Launched in 2017 and completed in 2018, this project upgraded communications infrastructure networks and submarine cable systems connecting the mainland with the islands of Perhentian, Tioman, and Pangkor.

=== Broadband service providers ===

| Service providers | Service |  |
| Fixed broadband | Mobile broadband |
| Telekom Malaysia (TM) | Green tick | Green tick |
| Celcom Axiata Berhad (Celcom) | Green tick | Green tick |
| Digi Telecommunications Sdn Bhd (Digi) | Green tick | Green tick |
| Maxis Berhad (Maxis) | Green tick | Green tick |
| U Mobile Sdn Bhd (U Mobile) | Green tick | Green tick |
| YTL Communications (Yes) | (Sabah only excluding Sarawak) | Green tick |

== Mobile cellular ==
The major service providers for mobile cellular services in Malaysia are CelcomDigi Berhad, Maxis Berhad, YTL Communications, and U Mobile Sdn Bhd. As of Q4 2019, mobile cellular subscriptions totalled 44.601 million, with a penetration rate of 135.4% per 100 inhabitants.

Mobile cellular services are also provided by mobile virtual network operators (MVNOs). As of Q4 2019, ten MVNOs were operating in Malaysia.

In March 2021, Digital Nasional Berhad was launched to develop 5G infrastructure and networks nationwide.
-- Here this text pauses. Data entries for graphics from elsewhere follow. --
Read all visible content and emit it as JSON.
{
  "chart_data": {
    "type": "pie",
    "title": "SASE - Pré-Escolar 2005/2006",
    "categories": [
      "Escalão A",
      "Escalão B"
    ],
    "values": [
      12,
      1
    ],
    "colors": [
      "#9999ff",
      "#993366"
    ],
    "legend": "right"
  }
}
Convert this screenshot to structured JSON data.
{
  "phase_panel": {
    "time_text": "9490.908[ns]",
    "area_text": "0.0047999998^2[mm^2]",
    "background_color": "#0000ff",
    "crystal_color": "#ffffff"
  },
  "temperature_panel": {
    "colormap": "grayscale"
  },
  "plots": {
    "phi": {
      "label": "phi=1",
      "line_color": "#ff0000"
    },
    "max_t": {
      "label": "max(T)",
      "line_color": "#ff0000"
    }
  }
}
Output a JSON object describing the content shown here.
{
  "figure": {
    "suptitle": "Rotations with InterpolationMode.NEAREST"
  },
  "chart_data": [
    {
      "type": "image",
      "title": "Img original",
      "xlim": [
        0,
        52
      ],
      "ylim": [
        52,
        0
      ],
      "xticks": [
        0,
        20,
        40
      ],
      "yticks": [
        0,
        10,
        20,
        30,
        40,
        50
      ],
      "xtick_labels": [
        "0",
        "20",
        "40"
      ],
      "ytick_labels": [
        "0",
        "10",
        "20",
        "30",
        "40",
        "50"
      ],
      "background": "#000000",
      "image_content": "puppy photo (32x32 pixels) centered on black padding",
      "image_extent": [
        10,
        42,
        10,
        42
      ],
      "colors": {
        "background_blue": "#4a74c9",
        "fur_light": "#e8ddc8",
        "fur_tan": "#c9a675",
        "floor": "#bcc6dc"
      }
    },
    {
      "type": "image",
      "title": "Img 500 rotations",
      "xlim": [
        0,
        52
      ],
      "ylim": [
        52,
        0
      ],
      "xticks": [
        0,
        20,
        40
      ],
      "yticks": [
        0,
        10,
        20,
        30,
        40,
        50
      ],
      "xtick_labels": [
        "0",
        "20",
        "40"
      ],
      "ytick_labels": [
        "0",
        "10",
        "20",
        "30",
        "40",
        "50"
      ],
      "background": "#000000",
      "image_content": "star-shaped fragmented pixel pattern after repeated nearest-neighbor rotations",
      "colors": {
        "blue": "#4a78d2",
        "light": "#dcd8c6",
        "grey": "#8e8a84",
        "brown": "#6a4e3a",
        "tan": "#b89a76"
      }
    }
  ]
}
Malaysia targets achieving 80% coverage of populated areas (COPA) for 5G services by the end of 2024.

As of Q3 2024, 4G mobile coverage in Sarawak stands at 93.87%.

== Internet ==
As of 2018, Malaysia had approximately 28.304 million internet users.^{2} The country's top-level domain is .my. In Q3 2024, internet coverage in Sarawak reached 90.09% in populated areas.

== See also ==
- History of Communications in Malaysia
- Internet in Malaysia
- Malaysian telephone codes
- Malaysian mobile phone codes
- Media of Malaysia

== Notes ==
^{1} Network that can reach every other network on the Internet without purchasing IP transit or paying for peering

^{2} Internet user population is calculated from the Internet Users Survey 2018 (IUS 2018) based on 87.4% of the total population of Malaysia in 2018 (32.385 million). Population data from the Department of Statistics Malaysia (DoSM).